Supplementary Material
ACKNOWLEDGMENTS
We are thankful to Christina Inman and Lennart Koepke for ordering the reagents used in the study.
Footnotes
AUTHOR CONTRIBUTIONS: J.L.K. and T.T. generated the overall concept of the study. U.T., R.N., L.L., Y.Z., N.G., T.P., J.M.E.N., and A.X. performed experiments in this study. D.A.B., E.P., and S.L.D performed the statistical analyses. U.T, E.O.W.G., S.S., P.D.R, N.J.L., F.K., K.M.J.S., T.T., and J.L.K. designed the study and wrote the manuscript. All authors read, edited, and approved the final version of the manuscript.
CONFLICTS OF INTEREST: Patents on senolytic drugs and their uses are held by Mayo Clinic and the University of Minnesota. This research has been reviewed by the Mayo Clinic Conflict of Interest Review Board and was conducted in compliance with Mayo Clinic Conflicts of interest policies.
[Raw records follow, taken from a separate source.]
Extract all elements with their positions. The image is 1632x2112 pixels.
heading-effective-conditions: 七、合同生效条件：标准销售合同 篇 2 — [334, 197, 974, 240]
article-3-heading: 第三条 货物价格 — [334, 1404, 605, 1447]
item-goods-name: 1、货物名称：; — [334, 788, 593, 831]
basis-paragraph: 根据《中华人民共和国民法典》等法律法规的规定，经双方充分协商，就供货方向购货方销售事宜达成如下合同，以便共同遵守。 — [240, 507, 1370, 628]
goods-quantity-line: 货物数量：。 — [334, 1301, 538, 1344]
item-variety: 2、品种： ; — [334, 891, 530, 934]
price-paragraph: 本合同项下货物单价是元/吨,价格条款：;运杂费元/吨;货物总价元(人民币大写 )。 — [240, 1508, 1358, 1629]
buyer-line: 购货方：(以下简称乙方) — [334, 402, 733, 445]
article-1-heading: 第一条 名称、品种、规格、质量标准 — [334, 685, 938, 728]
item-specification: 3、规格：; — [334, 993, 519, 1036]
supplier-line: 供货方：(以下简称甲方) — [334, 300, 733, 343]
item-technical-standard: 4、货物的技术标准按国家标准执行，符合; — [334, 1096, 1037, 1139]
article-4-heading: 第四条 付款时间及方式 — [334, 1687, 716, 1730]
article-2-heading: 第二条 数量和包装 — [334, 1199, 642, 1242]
FUNDING: This work was supported by NIH grants R37AG013925 (J.L.K., T.T.), P01AG062413 (J.L.K., T.T., L.J.N., P.D.R.), P30AG050886 and U24AG056053 (D.B.A.), the Connor Fund (J.L.K., T.T.), Robert P. and Arlene R. Kogod (J.L.K.), Robert J. and Theresa W. Ryan (J.L.K., T.T.), the Noaber Foundation (J.L.K., T.T.), DFG (German Research Foundation) CRC 1279, SPP 1923, SP1600/6-1 (F.K., K.M.J.S.), BMBF (Federal Ministry of Education and Research) Restrict SARS-CoV-2 (F.K.), and BMBF Junior Research group (IMMUNOMOD; K.M.J.S.).